SIMPLE SUMMARY: Endometrial cancer (EC) is one of the most common gynecologic cancers. However, its clinical therapy remains unsatisfying due to the lack of effective treatment screening approaches. The primary treatment of EC is surgery, supplemented with radiotherapy and chemotherapy. In addition, immunotherapy as a promising therapeutic strategy has been gradually applied in clinical treatment. However, not all patients can benefit from such kind of clinical treatment, because EC is a heterogeneous disease and exhibits distinct patterns of molecular alterations, biological functions, as well as clinical outcomes. Thus, there is an urgent need to develop an effective model to help optimize treatment strategies and improve their therapeutic effects. Therefore, we aimed to construct a risk score model which could be used to predict the prognosis, immunotherapy response and chemotherapy sensitivity of EC. Our study provides insights into new personalized therapies and benefits EC treatment screening. ABSTRACT: Endometrial cancer (EC) is the most common gynecologic cancer.

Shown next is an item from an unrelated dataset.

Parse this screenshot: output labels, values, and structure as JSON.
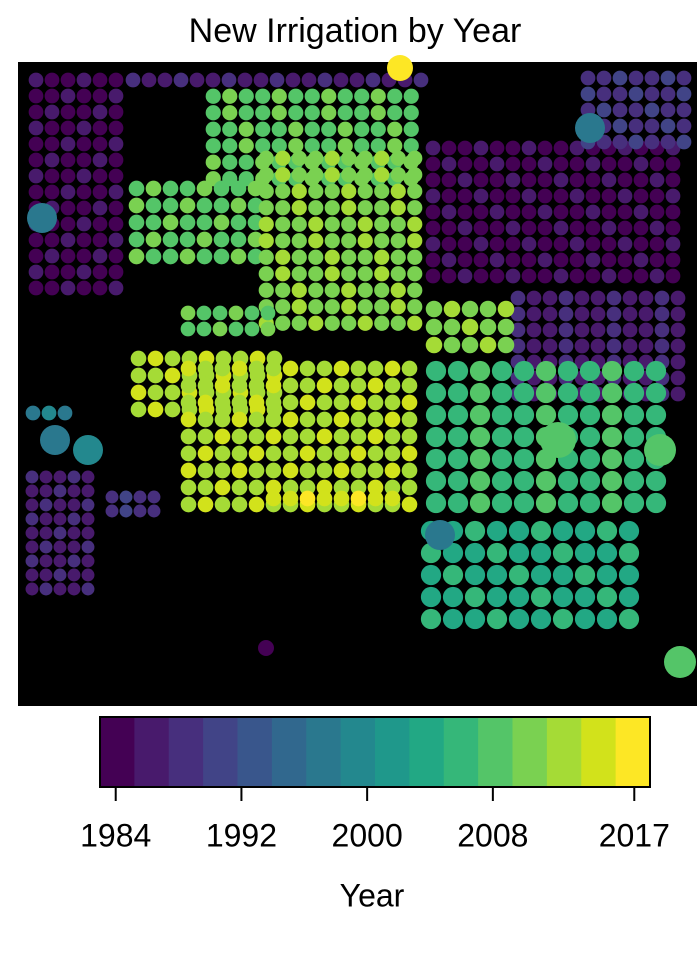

The overall survival remains unsatisfying due to the lack of effective treatment screening approaches. Immunotherapy as a promising therapy has been applied for EC treatment, but still fails in many cases. Therefore, there is a strong need to optimize the screening approach for clinical treatment. In this study, we employed co-expression network (GCN) analysis to mine immune-related GCN modules and key genes and further constructed an immune-related risk score model (IRSM). The IRSM was proved effective as an independent predictor of poor prognosis. The roles of IRSM-related genes in EC were confirmed by IHC. The molecular basis, tumor immune microenvironment and clinical characteristics of the IRSM were revealed. Moreover, the IRSM effectiveness was associated with immunotherapy and chemotherapy. Patients in the low-risk group were more sensitive to immunotherapy and chemotherapy than those in the high-risk group. Interestingly, the patients responding to immunotherapy were also more sensitive to chemotherapy. Overall, we developed an IRSM which could be used to predict the prognosis, immunotherapy response and chemotherapy sensitivity of EC patients. Our analysis not only improves the treatment of EC but also offers targets for personalized therapeutic interventions.